PSU. Bottom of the barrel, literally. It's one of Corsair's worst rated psu, barely any better than a CX-M. It was Never intended for a gaming scenario, it was basically purpose built to be an OEM office psu replacement. It's almost a guarantee you'll have power issues if using anything more demanding gpu wise than that 1060.

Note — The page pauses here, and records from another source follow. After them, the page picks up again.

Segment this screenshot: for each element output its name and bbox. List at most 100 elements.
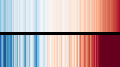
Bar: [6, 0, 7, 32]
Bar: [12, 35, 13, 67]
Bar: [52, 35, 53, 67]
Bar: [111, 35, 112, 67]
Bar: [68, 35, 69, 67]
Bar: [81, 0, 83, 32]
Bar: [66, 35, 67, 67]
Bar: [73, 0, 74, 32]
Bar: [57, 35, 58, 67]
Bar: [23, 35, 24, 67]
Bar: [13, 0, 14, 32]
Bar: [97, 35, 98, 67]
Bar: [78, 0, 79, 32]
Bar: [41, 0, 42, 32]
Bar: [89, 35, 90, 67]
Bar: [98, 35, 99, 67]
Bar: [39, 0, 40, 32]
Bar: [2, 0, 3, 32]
Bar: [119, 35, 120, 67]
Bar: [21, 0, 22, 32]
Bar: [88, 35, 89, 67]
Bar: [107, 0, 108, 32]
Bar: [107, 35, 108, 67]
Bar: [42, 35, 43, 67]
Bar: [118, 35, 119, 67]
Bar: [64, 35, 65, 67]
Bar: [27, 35, 29, 67]
Bar: [10, 35, 11, 67]
Bar: [69, 0, 70, 32]
Bar: [25, 0, 26, 32]
Bar: [95, 35, 96, 67]
Bar: [1, 35, 2, 67]
Bar: [19, 35, 20, 67]
Bar: [70, 35, 72, 67]
Bar: [22, 0, 23, 32]
Bar: [50, 0, 51, 32]
Bar: [31, 35, 32, 67]
Bar: [74, 35, 75, 67]
Bar: [79, 0, 80, 32]
Bar: [62, 35, 63, 67]
Bar: [119, 0, 120, 32]
Bar: [13, 35, 14, 67]
Bar: [87, 35, 88, 67]
Bar: [80, 0, 81, 32]
Bar: [88, 0, 89, 32]
Bar: [114, 35, 116, 67]
Bar: [98, 0, 99, 32]
Bar: [39, 35, 40, 67]
Bar: [86, 35, 87, 67]
Bar: [0, 0, 1, 32]
Bar: [46, 35, 47, 67]
Bar: [95, 0, 96, 32]
Bar: [79, 35, 80, 67]
Bar: [70, 0, 72, 32]
Bar: [77, 35, 78, 67]
Bar: [7, 35, 8, 67]
Bar: [96, 0, 97, 32]
Bar: [48, 35, 50, 67]
Bar: [99, 0, 100, 32]
Bar: [0, 35, 1, 67]
Bar: [85, 0, 86, 32]
Bar: [55, 0, 56, 32]
Bar: [83, 0, 84, 32]
Bar: [68, 0, 69, 32]
Bar: [93, 35, 94, 67]
Bar: [46, 0, 47, 32]
Bar: [77, 0, 78, 32]
Bar: [62, 0, 63, 32]
Bar: [33, 35, 34, 67]
Bar: [15, 35, 17, 67]
Bar: [19, 0, 20, 32]
Bar: [43, 0, 44, 32]
Bar: [30, 35, 31, 67]
Bar: [85, 35, 86, 67]
Bar: [9, 35, 10, 67]
Bar: [63, 0, 64, 32]
Bar: [20, 35, 21, 67]
Bar: [74, 0, 75, 32]
Bar: [113, 0, 114, 32]
Bar: [32, 0, 33, 32]
Bar: [113, 35, 114, 67]
Bar: [105, 0, 106, 32]
Bar: [102, 35, 103, 67]
Bar: [112, 0, 113, 32]
Bar: [11, 35, 12, 67]
Bar: [50, 35, 51, 67]
Bar: [91, 35, 93, 67]
Bar: [56, 35, 57, 67]
Bar: [20, 0, 21, 32]
Bar: [90, 0, 91, 32]
Bar: [4, 0, 6, 32]
Bar: [8, 35, 9, 67]
Bar: [75, 35, 76, 67]
Bar: [67, 35, 68, 67]
Bar: [102, 0, 103, 32]
Bar: [44, 35, 45, 67]
Bar: [103, 0, 105, 32]
Bar: [26, 35, 27, 67]
Bar: [87, 0, 88, 32]
Bar: [66, 0, 67, 32]
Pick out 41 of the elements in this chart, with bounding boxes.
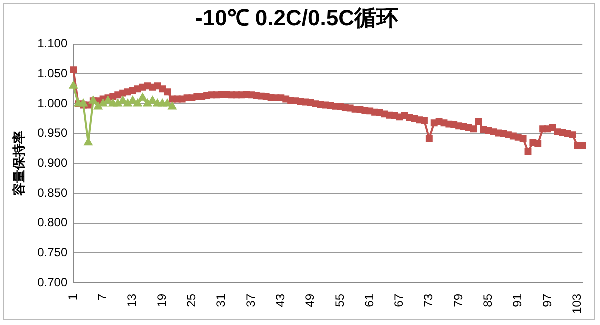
x-tick-label: 7	[96, 294, 110, 301]
point	[138, 94, 147, 101]
chart-title: -10℃ 0.2C/0.5C循环	[196, 5, 398, 30]
y-tick-label: 1.000	[38, 96, 68, 110]
y-tick-label: 0.750	[38, 245, 68, 260]
x-tick-label: 91	[510, 294, 525, 308]
x-tick-label: 13	[125, 294, 140, 308]
point	[144, 100, 152, 107]
y-tick-label: 1.050	[38, 66, 68, 81]
y-tick-label: 0.800	[38, 216, 68, 230]
point	[99, 100, 108, 107]
x-tick-label: 103	[570, 294, 584, 314]
x-tick-label: 49	[303, 294, 318, 308]
x-tick-label: 55	[332, 294, 347, 308]
y-axis-title: 容量保持率	[11, 131, 26, 198]
point	[163, 100, 172, 107]
y-tick-label: 0.950	[38, 126, 68, 140]
x-tick-label: 31	[214, 294, 228, 308]
y-tick-label: 1.100	[38, 36, 68, 51]
x-tick-label: 85	[481, 294, 496, 308]
x-tick-label: 25	[184, 294, 199, 308]
point	[128, 96, 137, 104]
x-tick-label: 79	[451, 294, 466, 308]
point	[94, 102, 102, 110]
x-tick-label: 97	[540, 294, 554, 308]
x-tick-label: 73	[422, 294, 436, 308]
x-tick-label: 61	[362, 294, 376, 308]
point	[134, 100, 142, 107]
point	[148, 96, 157, 104]
point	[119, 96, 128, 104]
y-tick-label: 0.900	[38, 156, 68, 170]
y-tick-label: 0.700	[38, 275, 68, 290]
point	[168, 102, 176, 110]
x-tick-label: 19	[154, 294, 169, 308]
x-tick-label: 1	[66, 294, 80, 301]
x-tick-label: 67	[392, 294, 406, 308]
y-tick-label: 0.850	[38, 186, 68, 200]
point	[124, 100, 132, 107]
x-tick-label: 37	[244, 294, 258, 308]
x-tick-label: 43	[273, 294, 288, 308]
point	[70, 82, 78, 89]
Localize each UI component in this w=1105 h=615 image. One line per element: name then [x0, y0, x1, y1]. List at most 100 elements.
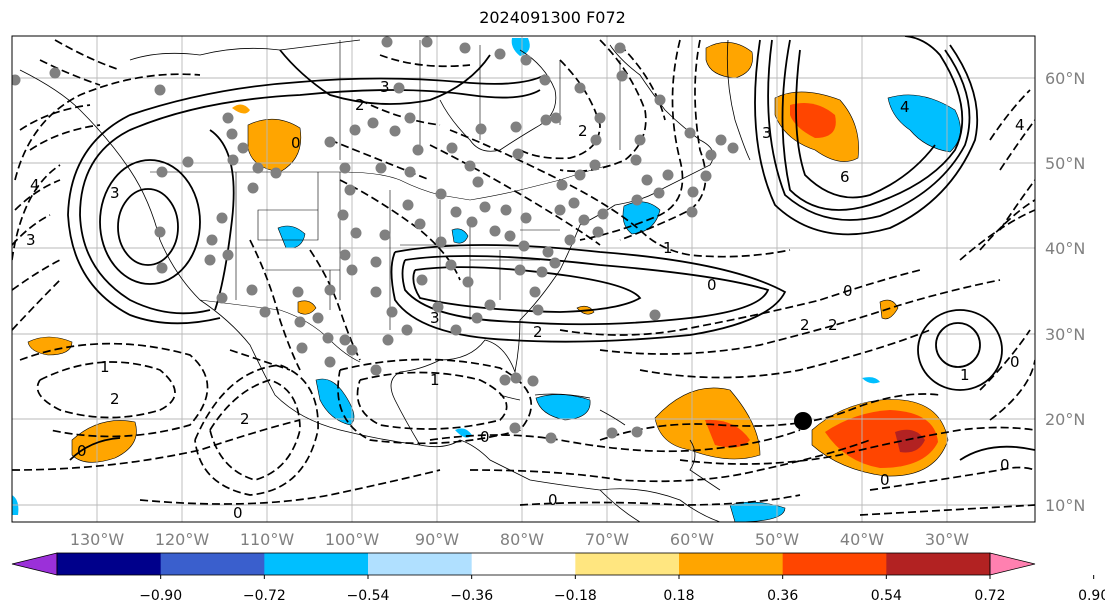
contour-label: 2: [828, 316, 838, 334]
station-dot: [472, 176, 484, 188]
station-dot: [462, 276, 474, 288]
station-dot: [597, 208, 609, 220]
station-dot: [475, 123, 487, 135]
station-dot: [616, 70, 628, 82]
station-dot: [520, 54, 532, 66]
station-dot: [393, 82, 405, 94]
contour-label: 2: [355, 96, 365, 114]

Cpu cooler. PCS rebrand of the id-cooling SE-214X. It's for all intents and purposes the same thing as a Corsair Hyper212, and not the Evo edition. But is louder and cheaper. It's a $20 budget cooler so not going to fit much more than your current 8400 under it and maintain any semblance of decent temps. Unless you move to a 65w Ryzen etc.


PCPartPicker Part List

CPU: Intel Core i5-12400F 2.5 GHz 6-Core Processor (£163.99 @ Box Limited)
CPU Cooler: Vetroo V5 52 CFM CPU Cooler (£32.99 @ Amazon UK)
Motherboard: Asus PRIME B660M-A D4 Micro ATX LGA1700 Motherboard (£125.99 @ Box Limited)
Memory: Corsair Vengeance LPX 16 GB (2 x 8 GB) DDR4-3200 CL16 Memory (£59.99 @ CCL Computers)
Storage: Samsung 970 Evo Plus 1 TB M.2-2280 NVME Solid State Drive (£106.31 @ Amazon UK)
Video Card: MSI Radeon RX 6600 8 GB MECH 2X Video Card (£319.99 @ Scan.co.uk)
Case: Phanteks Eclipse P300A Mesh ATX Mid Tower Case (£59.99 @ Currys PC World)
Power Supply: Corsair TX550M Gold 550 W 80+ Gold Certified Semi-modular ATX Power Supply (£59.98 @ Currys PC World Business)
Total: £929.23
Prices include shipping, taxes, and discounts when available
Generated by PCPartPicker 2022-07-08 02:06 BST+0100


This should about double playability, higher fps, no lagging with Firefox, much faster all around, higher fps, better detail settings etc.

If you could manage £400ish out of selling your old pc complete and working, you'd have a full new and faster and better pc for roughly £500, which is roughly what you'd be spending to try and get your slow pc to barely make much improvement.

Your current pc isn't necessarily bad, or all that slow, but what you have is being handicapped enough with every component to add upto much slower than it could/should be and that's killing the enjoyment of your gaming.

Would you recommend anywhere in particular to try and sell my current set up?